Sunday 25 May 2014

Earn His Keep

Every time that I go in to make the bed, Buster comes running in and jumps up on the bed. For some reason, he thinks that my going into the bedroom is a signal for a human-dog wrestling match. I really have no idea where he gets that idea from, because I have never gone into the bedroom to fight with the dog.

If I want to fight with the dog, I will do it outside where both of us can fight as dirty as possible. He has me beat when it comes to speed, but I have opposable thumbs and a large brain which in combination lets me outsmart him nine times out of ten. Well, maybe six times out of ten or at worst, 50-50, but better than half the time I can trick him. He’s a sucker for the invisible ball toss trick and I can always get him with “WHAT’S THAT????” Sure, he can run circles around me (literally) and his patented “muddy paws” will pretty much always end the fight.

I can always win by pulling out one of his treats. He stops whatever trick he was about to pull and comes to sit quietly at my feet. I’m no different than most dog owners; I like to humiliate him by forcing him to do stupid tricks to “earn” the treat. He gets back at me by forcing me to pick up his shit at the busiest intersection in the neighbourhood, so I guess we are even. No, not nearly are we even! Private humiliation is no where near as humiliating as public humiliation. Fucking dog!

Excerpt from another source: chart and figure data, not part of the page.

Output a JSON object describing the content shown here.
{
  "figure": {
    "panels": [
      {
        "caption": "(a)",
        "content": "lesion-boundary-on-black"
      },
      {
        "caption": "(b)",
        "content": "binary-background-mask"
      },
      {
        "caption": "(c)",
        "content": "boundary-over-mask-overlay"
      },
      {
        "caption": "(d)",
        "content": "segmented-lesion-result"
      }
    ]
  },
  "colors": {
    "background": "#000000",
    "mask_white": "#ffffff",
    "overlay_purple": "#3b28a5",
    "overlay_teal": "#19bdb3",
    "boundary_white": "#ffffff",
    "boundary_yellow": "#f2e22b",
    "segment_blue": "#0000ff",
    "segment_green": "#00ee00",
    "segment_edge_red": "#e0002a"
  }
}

Buster is about eight years old. I say about because we got him from the Animal Shelter and they can only guesstimate his age. His mother was/is a loose bitch that dropped him and forgot about him as soon as she could. I kind of feel sorry for him, but shit happens and you have to get over it.

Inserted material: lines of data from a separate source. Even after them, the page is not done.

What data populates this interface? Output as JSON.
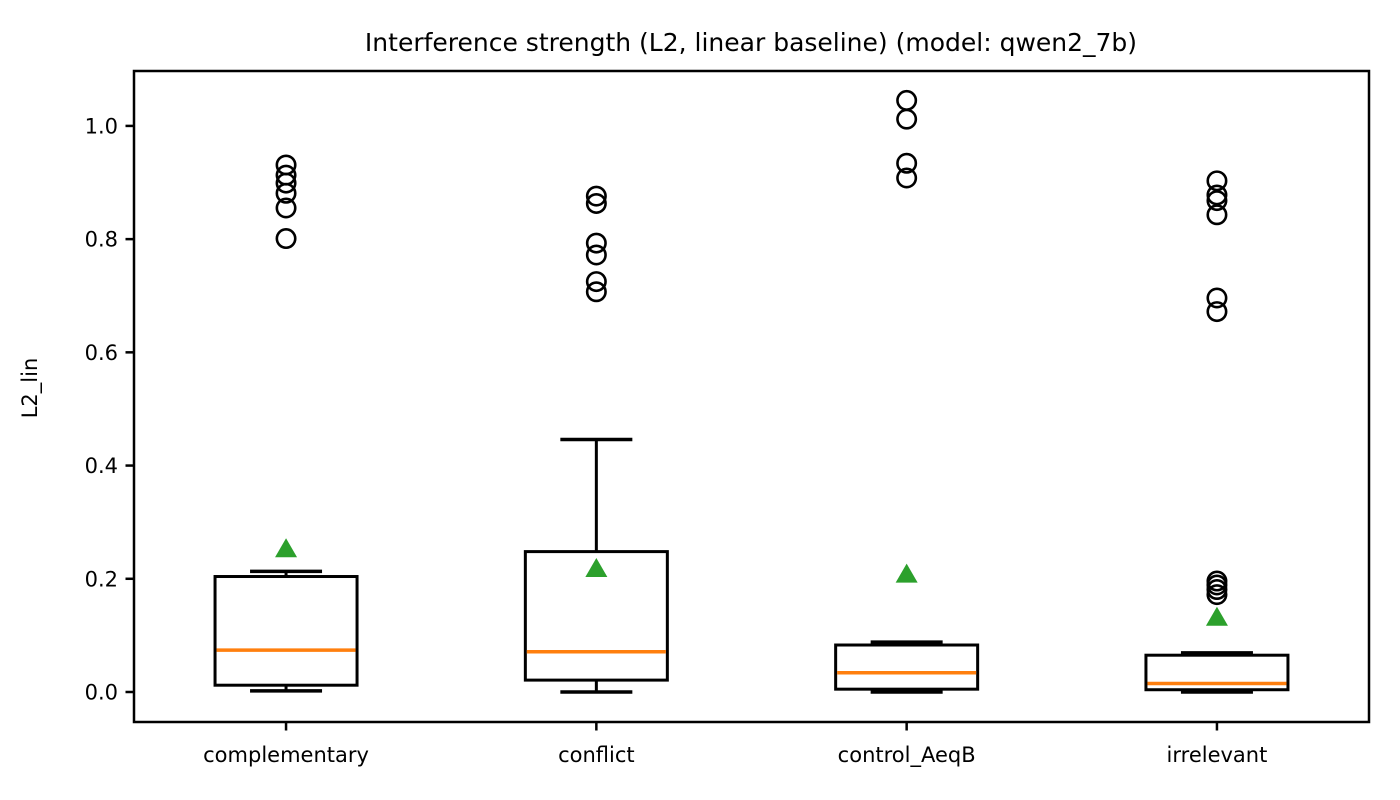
{
  "chart_data": {
    "type": "box",
    "title": "Interference strength (L2, linear baseline) (model: qwen2_7b)",
    "ylabel": "L2_lin",
    "xlabel": "",
    "categories": [
      "complementary",
      "conflict",
      "control_AeqB",
      "irrelevant"
    ],
    "ylim": [
      -0.053,
      1.097
    ],
    "yticks": [
      0.0,
      0.2,
      0.4,
      0.6,
      0.8,
      1.0
    ],
    "grid": false,
    "legend": null,
    "groups": [
      {
        "label": "complementary",
        "whislo": 0.002,
        "q1": 0.012,
        "med": 0.074,
        "q3": 0.204,
        "whishi": 0.213,
        "mean": 0.254,
        "fliers": [
          0.801,
          0.855,
          0.881,
          0.899,
          0.913,
          0.931
        ]
      },
      {
        "label": "conflict",
        "whislo": 0.0,
        "q1": 0.021,
        "med": 0.071,
        "q3": 0.248,
        "whishi": 0.446,
        "mean": 0.219,
        "fliers": [
          0.707,
          0.725,
          0.772,
          0.793,
          0.863,
          0.876
        ]
      },
      {
        "label": "control_AeqB",
        "whislo": 0.0,
        "q1": 0.005,
        "med": 0.034,
        "q3": 0.083,
        "whishi": 0.088,
        "mean": 0.209,
        "fliers": [
          0.908,
          0.934,
          1.012,
          1.045
        ]
      },
      {
        "label": "irrelevant",
        "whislo": 0.0,
        "q1": 0.004,
        "med": 0.015,
        "q3": 0.065,
        "whishi": 0.069,
        "mean": 0.133,
        "fliers": [
          0.172,
          0.181,
          0.189,
          0.196,
          0.672,
          0.696,
          0.843,
          0.868,
          0.878,
          0.903
        ]
      }
    ],
    "colors": {
      "box": "#000000",
      "median": "#ff7f0e",
      "mean": "#2ca02c",
      "flier": "#000000",
      "axis": "#000000",
      "background": "#ffffff"
    }
  }
}
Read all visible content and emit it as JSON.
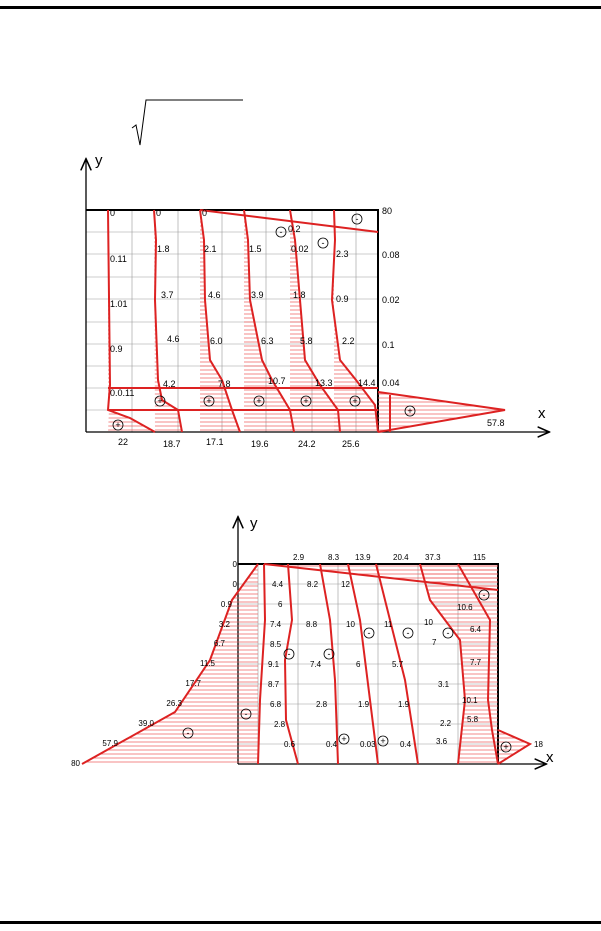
{
  "diagram1": {
    "axis_labels": {
      "y": "y",
      "x": "x"
    },
    "top_values": [
      "0",
      "0",
      "0"
    ],
    "col1_values": [
      "0.11",
      "1.01",
      "0.9",
      "0.0.11"
    ],
    "col2_values": [
      "1.8",
      "3.7",
      "4.6",
      "4.2"
    ],
    "col3_values": [
      "2.1",
      "4.6",
      "6.0",
      "7.8"
    ],
    "col4_values": [
      "1.5",
      "3.9",
      "6.3",
      "10.7"
    ],
    "col5_values": [
      "0.02",
      "1.8",
      "5.8",
      "13.3"
    ],
    "col6_values": [
      "0.2",
      "2.3",
      "0.9",
      "2.2",
      "14.4"
    ],
    "right_values": [
      "80",
      "0.08",
      "0.02",
      "0.1",
      "0.04"
    ],
    "bottom_values": [
      "22",
      "18.7",
      "17.1",
      "19.6",
      "24.2",
      "25.6"
    ],
    "tip_value": "57.8",
    "signs": {
      "plus": "+",
      "minus": "-"
    }
  },
  "diagram2": {
    "axis_labels": {
      "y": "y",
      "x": "x"
    },
    "top_values": [
      "2.9",
      "8.3",
      "13.9",
      "20.4",
      "37.3",
      "115"
    ],
    "left_values": [
      "0",
      "0",
      "0.9",
      "3.2",
      "6.7",
      "11.5",
      "17.7",
      "26.3",
      "39.0",
      "57.9",
      "80"
    ],
    "inner_col1": [
      "4.4",
      "6",
      "7.4",
      "8.5",
      "9.1",
      "8.7",
      "6.8",
      "2.8",
      "0.6"
    ],
    "inner_col2": [
      "8.2",
      "8.8",
      "7.4",
      "2.8",
      "0.4"
    ],
    "inner_col3": [
      "12",
      "10",
      "6",
      "1.9",
      "0.03"
    ],
    "inner_col4": [
      "11",
      "5.7",
      "1.9",
      "0.4"
    ],
    "inner_col5": [
      "10",
      "7",
      "3.1",
      "2.2",
      "3.6"
    ],
    "inner_col6": [
      "10.6",
      "6.4",
      "7.7",
      "10.1",
      "5.8"
    ],
    "tip_value": "18",
    "signs": {
      "plus": "+",
      "minus": "-"
    }
  }
}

He has been living with us for at least six of those years and in all that time he hasn’t learned to speak English. That’s the only language we speak in the house, so he should have picked up a rudimentary understanding in all of that time. Nothin! You would think he’d have learned a kind of pigeon English, but that would have been no help because I don’t speak pigeon. Like most English speaking people, when confronted with someone that doesn’t speak my language, I repeat what I said slower and louder again and again and again, in the hopes that they will be able to dredge English out of some deep recess of their brains.

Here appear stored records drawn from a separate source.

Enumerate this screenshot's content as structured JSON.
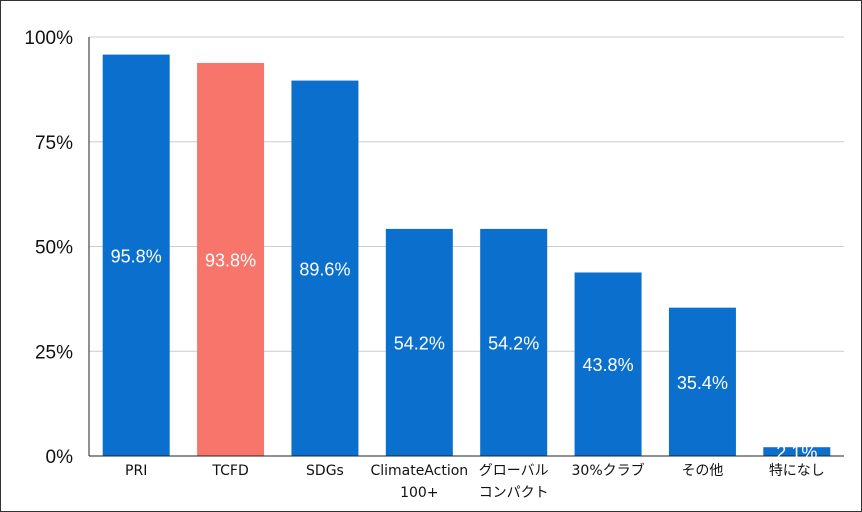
{
  "chart_data": {
    "type": "bar",
    "categories": [
      [
        "PRI"
      ],
      [
        "TCFD"
      ],
      [
        "SDGs"
      ],
      [
        "ClimateAction",
        "100+"
      ],
      [
        "グローバル",
        "コンパクト"
      ],
      [
        "30%クラブ"
      ],
      [
        "その他"
      ],
      [
        "特になし"
      ]
    ],
    "values": [
      95.8,
      93.8,
      89.6,
      54.2,
      54.2,
      43.8,
      35.4,
      2.1
    ],
    "data_labels": [
      "95.8%",
      "93.8%",
      "89.6%",
      "54.2%",
      "54.2%",
      "43.8%",
      "35.4%",
      "2.1%"
    ],
    "ylim": [
      0,
      100
    ],
    "yticks": [
      0,
      25,
      50,
      75,
      100
    ],
    "ytick_labels": [
      "0%",
      "25%",
      "50%",
      "75%",
      "100%"
    ],
    "grid": true,
    "legend": "none",
    "colors": {
      "default": "#0a6fcd",
      "highlight": "#f7756a",
      "highlight_index": 1,
      "grid": "#cccccc",
      "axis": "#222222"
    }
  }
}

I have mentioned before that Buster contributes almost nothing to the house. Sure he is cute and cuddly, but cute and cuddly doesn’t buy kibble and treats. I have been trying to teach him how to do housework, but he doesn’t understand my desire to make the bed. He likes his blankets all bunched up and uneven and if possible, mixed up with a chew toy or two. He has yet to wipe his muddy feet even once since he moved in and I have made it abundantly clear how I feel about it. He leaves bits and pieces of hair on the furniture and floors, not to mention any clothes that happen to be dark in colour.

I have to admit that he is very good at cleaning the dishes. I just leave them on the floor and leave. By the time I get back, he has washed them in the sink, dried them and put them right back on the floor for me to put away in the cupboard. That’s why I still have hope, if I can teach him to do the dishes; I am convinced that he can learn all of the other jobs that I have for him. He might just start to earn his keep sooner than later.